Iklan - Geser ke atas untuk melanjutkan.

Pedagang Pasar Gianyar Gelar Spanduk Tunda Revitalisasi, Bupati : Kalau Bengkung, Saya Turun Langsung Membuldoser

Bali Tribune / Bupati Gianyar Made Mahayastra

balitribune.co.id | Gianyar - Sejumlah pedagang yang tergabung dalam Aliansi Pedagang Pasar Gianyar,  kembali melakukan upaya untuk menolak rivitalisasi di Pasar Umum Gianyar.
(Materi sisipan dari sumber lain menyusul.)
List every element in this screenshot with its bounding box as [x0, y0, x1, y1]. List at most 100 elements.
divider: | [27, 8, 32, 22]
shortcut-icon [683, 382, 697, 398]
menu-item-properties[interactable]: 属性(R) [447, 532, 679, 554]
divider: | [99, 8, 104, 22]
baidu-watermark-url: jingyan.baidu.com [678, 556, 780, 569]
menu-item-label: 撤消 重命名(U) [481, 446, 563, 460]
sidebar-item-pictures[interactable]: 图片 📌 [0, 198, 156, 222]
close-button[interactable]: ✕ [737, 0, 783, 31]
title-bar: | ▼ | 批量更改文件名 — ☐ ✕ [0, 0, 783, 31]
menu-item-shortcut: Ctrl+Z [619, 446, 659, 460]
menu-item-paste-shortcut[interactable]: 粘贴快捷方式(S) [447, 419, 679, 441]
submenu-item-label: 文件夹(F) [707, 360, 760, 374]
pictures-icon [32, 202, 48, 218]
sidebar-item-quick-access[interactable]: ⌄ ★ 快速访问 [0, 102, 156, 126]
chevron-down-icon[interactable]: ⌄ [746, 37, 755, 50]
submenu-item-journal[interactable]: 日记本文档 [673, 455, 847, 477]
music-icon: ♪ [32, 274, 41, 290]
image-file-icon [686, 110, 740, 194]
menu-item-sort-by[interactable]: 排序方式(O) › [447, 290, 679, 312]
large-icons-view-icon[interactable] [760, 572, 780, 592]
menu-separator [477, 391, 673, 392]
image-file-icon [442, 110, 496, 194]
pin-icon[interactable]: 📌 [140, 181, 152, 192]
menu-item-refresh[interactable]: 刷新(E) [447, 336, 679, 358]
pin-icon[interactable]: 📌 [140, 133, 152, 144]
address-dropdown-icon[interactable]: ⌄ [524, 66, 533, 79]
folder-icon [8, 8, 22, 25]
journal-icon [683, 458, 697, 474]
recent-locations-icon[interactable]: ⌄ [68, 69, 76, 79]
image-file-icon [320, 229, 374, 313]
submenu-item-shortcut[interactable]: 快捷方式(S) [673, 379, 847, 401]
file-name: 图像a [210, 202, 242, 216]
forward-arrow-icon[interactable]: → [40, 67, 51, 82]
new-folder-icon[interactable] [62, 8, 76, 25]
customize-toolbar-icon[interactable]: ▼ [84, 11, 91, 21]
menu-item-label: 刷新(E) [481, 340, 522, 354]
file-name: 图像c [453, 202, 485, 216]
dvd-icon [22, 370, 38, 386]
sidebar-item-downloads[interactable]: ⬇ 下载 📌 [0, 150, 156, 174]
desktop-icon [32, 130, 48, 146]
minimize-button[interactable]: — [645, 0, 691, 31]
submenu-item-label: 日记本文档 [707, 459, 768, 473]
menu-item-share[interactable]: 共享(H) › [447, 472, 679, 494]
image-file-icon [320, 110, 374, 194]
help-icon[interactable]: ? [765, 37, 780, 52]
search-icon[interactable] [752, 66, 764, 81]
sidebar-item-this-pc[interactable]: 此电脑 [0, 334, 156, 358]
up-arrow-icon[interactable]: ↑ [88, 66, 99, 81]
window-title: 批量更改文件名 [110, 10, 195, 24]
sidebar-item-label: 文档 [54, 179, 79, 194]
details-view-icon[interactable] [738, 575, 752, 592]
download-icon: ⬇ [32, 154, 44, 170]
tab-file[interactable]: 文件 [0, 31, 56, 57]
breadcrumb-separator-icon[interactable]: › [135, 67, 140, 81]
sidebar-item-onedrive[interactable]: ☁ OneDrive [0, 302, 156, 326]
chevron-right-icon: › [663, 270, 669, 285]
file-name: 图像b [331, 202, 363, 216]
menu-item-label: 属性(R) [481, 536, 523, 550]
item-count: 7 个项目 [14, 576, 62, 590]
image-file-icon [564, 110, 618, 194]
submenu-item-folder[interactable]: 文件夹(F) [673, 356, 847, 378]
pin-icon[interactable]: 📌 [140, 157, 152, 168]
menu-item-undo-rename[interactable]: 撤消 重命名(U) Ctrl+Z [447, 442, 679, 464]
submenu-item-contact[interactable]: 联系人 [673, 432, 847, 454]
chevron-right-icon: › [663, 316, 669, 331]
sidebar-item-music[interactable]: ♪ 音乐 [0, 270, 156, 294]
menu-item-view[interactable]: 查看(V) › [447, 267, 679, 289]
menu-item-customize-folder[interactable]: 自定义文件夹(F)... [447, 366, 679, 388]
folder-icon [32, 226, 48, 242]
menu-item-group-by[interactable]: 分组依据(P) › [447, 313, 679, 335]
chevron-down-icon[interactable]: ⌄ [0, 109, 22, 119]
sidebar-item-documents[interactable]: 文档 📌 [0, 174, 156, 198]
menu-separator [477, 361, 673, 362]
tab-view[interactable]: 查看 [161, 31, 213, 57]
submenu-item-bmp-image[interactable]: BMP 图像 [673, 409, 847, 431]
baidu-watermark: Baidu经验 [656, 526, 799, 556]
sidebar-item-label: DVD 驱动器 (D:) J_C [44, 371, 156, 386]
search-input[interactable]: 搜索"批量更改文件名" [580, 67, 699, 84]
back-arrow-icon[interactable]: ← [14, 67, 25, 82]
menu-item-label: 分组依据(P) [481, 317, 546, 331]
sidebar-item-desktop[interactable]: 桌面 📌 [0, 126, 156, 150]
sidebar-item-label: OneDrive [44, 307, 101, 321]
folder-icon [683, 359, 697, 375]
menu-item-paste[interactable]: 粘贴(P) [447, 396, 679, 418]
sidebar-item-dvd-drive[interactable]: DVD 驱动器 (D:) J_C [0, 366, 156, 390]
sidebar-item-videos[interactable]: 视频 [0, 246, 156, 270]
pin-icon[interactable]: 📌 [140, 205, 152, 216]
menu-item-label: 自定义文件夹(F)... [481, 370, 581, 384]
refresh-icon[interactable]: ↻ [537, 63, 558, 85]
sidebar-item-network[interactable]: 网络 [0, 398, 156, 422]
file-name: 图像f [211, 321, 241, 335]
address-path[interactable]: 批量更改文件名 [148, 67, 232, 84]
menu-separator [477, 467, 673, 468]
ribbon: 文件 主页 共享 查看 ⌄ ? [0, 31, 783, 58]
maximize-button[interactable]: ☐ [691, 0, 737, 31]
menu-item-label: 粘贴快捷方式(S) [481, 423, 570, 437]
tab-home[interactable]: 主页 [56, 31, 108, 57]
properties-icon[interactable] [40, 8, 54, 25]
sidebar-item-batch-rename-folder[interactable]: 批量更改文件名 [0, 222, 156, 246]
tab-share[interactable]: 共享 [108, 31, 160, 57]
Kali ini dengan memanfaatkan situasi ekonomi lantaran Pandemi Covid-19, mereka menggelar spanduk yang intinya meminta Pemkab Gianyar menunda revitalisasi Pasar Gianyar pada, Senin (4/5/2020) pagi.

Sejumlah Point penting  yang dijadikan alasan atas penundaan revitalisasi diantaranya, ketiadaan MOU seperti janji awal rapat dengan pemda. Selanjutnya, Dari informasi yang didapatkan, tanah pasar adalah tanah Desa, dan belum ada MOU antara Desa dan Pemda, tanah pasar belum memiliki sertifikat, tanpa setifikat bagaimana akan membangun?. Sementara Ruko yang sudah ada sejak tahun 60 an, dan ketika itu pembangunan terlantar lalu dilanjutkan secara mandiri oleh yang menempati ruko, saat itu diterbitkan IMB sebagai dasar melajutkan pembangunan. Terlebih akhir-akhir ini aktivitas ekonomi merosot, dan menjadi bertambah merosot sejak pandemic corona, penghasilan mereka disebutkan terpangkas sampai 80%.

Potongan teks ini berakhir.